Republican radio address

For the weekend of May 30-31, 2010

Greetings, this is Jarrod Crockett, state representative from Bethel.

For many Americans across Maine and the nation, Memorial Day is a time for family barbeques and picnics. It marks the start of summer – the school year is almost over and swimming pools are opening. But we should never forget what Memorial Day really is – that special day when we remember and pay our respects to those soldiers, sailors, airmen and Marines who lost their lives fighting for our country.

In countless ceremonies across the land, we will remember the 400,000 Americans who fell in World War II; the 33,000 who died in Korea; the 58,000 who never came back from Vietnam, and the thousands more who died in other wars and are now making the ultimate sacrifice in Iraq and Afghanistan. We will visit the cemeteries and note the dates of their shortened lives on the headstones, knowing that each one lost was someone’s son or daughter, brother or sister, husband or wife. And we know that freedom could easily perish if we did not have this breed of men and women who rally to our country’s side in time of need.

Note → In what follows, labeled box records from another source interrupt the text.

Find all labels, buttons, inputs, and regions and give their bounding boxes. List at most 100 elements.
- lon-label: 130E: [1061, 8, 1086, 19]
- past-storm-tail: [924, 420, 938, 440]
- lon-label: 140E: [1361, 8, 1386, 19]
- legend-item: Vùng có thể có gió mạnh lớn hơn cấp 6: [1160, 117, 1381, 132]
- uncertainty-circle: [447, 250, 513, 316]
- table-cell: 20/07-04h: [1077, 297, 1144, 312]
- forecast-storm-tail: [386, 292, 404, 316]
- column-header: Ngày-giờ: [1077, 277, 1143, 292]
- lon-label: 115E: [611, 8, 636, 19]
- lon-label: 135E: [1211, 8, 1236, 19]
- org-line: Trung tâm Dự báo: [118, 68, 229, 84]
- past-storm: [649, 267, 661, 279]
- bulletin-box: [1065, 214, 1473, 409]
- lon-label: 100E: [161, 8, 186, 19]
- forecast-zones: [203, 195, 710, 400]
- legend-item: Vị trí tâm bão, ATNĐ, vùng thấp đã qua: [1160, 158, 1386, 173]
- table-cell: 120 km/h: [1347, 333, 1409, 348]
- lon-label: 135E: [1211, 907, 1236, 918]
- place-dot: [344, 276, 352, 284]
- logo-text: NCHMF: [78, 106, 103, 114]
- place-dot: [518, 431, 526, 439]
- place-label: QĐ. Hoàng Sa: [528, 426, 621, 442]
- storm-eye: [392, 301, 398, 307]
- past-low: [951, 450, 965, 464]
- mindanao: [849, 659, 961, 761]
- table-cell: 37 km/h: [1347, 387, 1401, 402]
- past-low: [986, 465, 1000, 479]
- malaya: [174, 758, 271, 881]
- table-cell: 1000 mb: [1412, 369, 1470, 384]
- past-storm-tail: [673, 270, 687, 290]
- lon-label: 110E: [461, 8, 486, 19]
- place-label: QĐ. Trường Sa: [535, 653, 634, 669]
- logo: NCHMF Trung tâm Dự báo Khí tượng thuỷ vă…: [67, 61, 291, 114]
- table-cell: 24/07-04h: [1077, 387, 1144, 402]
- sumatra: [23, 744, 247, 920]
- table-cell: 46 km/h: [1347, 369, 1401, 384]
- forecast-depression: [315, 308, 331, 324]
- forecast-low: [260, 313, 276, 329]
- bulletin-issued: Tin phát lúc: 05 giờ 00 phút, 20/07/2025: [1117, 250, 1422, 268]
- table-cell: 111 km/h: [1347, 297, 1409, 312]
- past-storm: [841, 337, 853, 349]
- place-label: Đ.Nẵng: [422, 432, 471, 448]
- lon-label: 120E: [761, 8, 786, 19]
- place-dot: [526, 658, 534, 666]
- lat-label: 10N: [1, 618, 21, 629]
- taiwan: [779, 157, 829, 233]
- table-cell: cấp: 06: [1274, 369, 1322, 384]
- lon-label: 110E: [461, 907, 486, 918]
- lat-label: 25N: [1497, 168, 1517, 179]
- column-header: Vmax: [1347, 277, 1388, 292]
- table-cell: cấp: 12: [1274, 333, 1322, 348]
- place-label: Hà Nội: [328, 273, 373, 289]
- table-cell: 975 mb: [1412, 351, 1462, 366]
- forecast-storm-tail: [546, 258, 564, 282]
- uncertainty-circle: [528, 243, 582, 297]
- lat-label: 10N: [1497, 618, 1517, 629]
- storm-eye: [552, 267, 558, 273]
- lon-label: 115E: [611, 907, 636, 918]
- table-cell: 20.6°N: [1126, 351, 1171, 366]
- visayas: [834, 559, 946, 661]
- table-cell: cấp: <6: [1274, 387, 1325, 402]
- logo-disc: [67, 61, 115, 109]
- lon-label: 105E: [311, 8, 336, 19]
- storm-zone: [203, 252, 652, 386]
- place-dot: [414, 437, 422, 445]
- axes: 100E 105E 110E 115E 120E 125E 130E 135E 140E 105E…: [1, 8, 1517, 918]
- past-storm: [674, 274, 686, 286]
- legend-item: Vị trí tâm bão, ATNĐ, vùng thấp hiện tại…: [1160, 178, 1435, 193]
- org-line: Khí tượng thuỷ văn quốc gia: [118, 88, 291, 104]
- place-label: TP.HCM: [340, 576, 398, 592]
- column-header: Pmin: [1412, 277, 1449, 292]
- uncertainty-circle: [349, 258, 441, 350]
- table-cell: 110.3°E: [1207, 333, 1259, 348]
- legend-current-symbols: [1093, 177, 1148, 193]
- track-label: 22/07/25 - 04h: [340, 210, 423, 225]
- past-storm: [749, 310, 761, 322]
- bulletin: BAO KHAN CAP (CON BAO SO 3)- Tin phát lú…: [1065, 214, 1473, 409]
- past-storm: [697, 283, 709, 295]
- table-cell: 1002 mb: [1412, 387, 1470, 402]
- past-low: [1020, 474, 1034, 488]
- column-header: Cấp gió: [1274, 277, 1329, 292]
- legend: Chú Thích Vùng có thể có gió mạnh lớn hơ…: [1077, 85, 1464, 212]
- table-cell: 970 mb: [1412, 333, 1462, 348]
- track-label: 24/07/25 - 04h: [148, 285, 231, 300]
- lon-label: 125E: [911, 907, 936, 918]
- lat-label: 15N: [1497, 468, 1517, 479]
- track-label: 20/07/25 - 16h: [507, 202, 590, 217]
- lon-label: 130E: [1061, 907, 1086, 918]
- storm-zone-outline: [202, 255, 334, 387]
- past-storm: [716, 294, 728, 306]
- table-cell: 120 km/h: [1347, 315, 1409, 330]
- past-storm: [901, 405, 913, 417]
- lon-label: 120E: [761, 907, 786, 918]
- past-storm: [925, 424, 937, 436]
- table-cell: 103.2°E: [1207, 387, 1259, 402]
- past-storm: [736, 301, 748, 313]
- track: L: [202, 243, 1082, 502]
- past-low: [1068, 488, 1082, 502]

As a veteran of an 18-month tour in Afghanistan, my mind drifts back to Memorial Day 2007. I was the combat advisor to an Afghan infantry company, and we were stationed at a small outpost along the Pakistan border called Forward Operating Base Tillman. The whistle of mortars coming in a couple of times a week always had you asking yourself the inevitable question – “Is this the day?” We traveled along a one-vehicle-wide trail we called a road, and I still remember the burnt smell mixed with dust after the explosion of an IED. We were fighting alongside the Afghans to rid their country of Taliban insurgents and other terrorists who bomb schools and medical clinics and commit other unspeakable atrocities.

We were operating in rugged terrain; and as you ran along some rocky hillside trying to outmaneuver the guys shooting at you, you had to bear up under the heat and under the weight of body armor, a radio, extra ammo, signaling beacons and an assortment of other equipment we carried in the field. I remember the faces of fellow soldiers who had talked about their families, told you their dreams, who confided in you, and whom you trusted to get the job done no matter how tough the challenge. These were people who shared a common belief that there are causes that are worth fighting for – and even dying for. Those soldiers believed in something greater than themselves. They are our country’s finest citizens, America’s backbone, who voluntarily stood their post on freedom’s ramparts far from home. And they trace their heritage back to the hardscrabble farmers and villagers who defeated the British in the American Revolution; and the men of Patton’s Third Army, who marched day and night, through heavy snow, for 48 hours, to take on the Germans at the Battle of the Bulge.

America’s sons and daughters have been called upon time and again to defend our freedom and our way of life. As we reflect on the meaning of Memorial Day, countless images come to mind. A mother running a finger over her son’s name at the Vietnam Memorial. A monument of five Marines and a Navy corpsman raising the American flag on Iwo Jima. The honor guard at Arlington Cemetery’s Tomb of the Unknown, maintaining his silent vigil.

On this Memorial Day, we especially want to honor those who served in World War II. Their generation is now passing from the scene, and we are all the poorer for their loss. Without their strong dedication and willingness to endure tremendous hardship, the cause of freedom, decency and sanity in the world would not have prevailed.

We also should teach our children about the sacrifices that have given them freedom and the rights granted in our Constitution. We must help the coming generation to understand that the act of committing yourself to your country and fighting for the freedom of others is among the most noble of endeavors. In too many schools today, our children are taught to be ashamed of their country. It is up to us to make sure they understand the ideals of America. I think President Reagan said it best – “Freedom is never more than one generation from extinction. We didn’t pass it to our children in the bloodstream. It must be fought for, protected, and handed on for them to do the same.”

Enjoy this Memorial Day weekend with your family and friends. But remember those fallen heroes whose sacrifices made this day possible. This is Jarrod Crockett. Thank you so much for listening.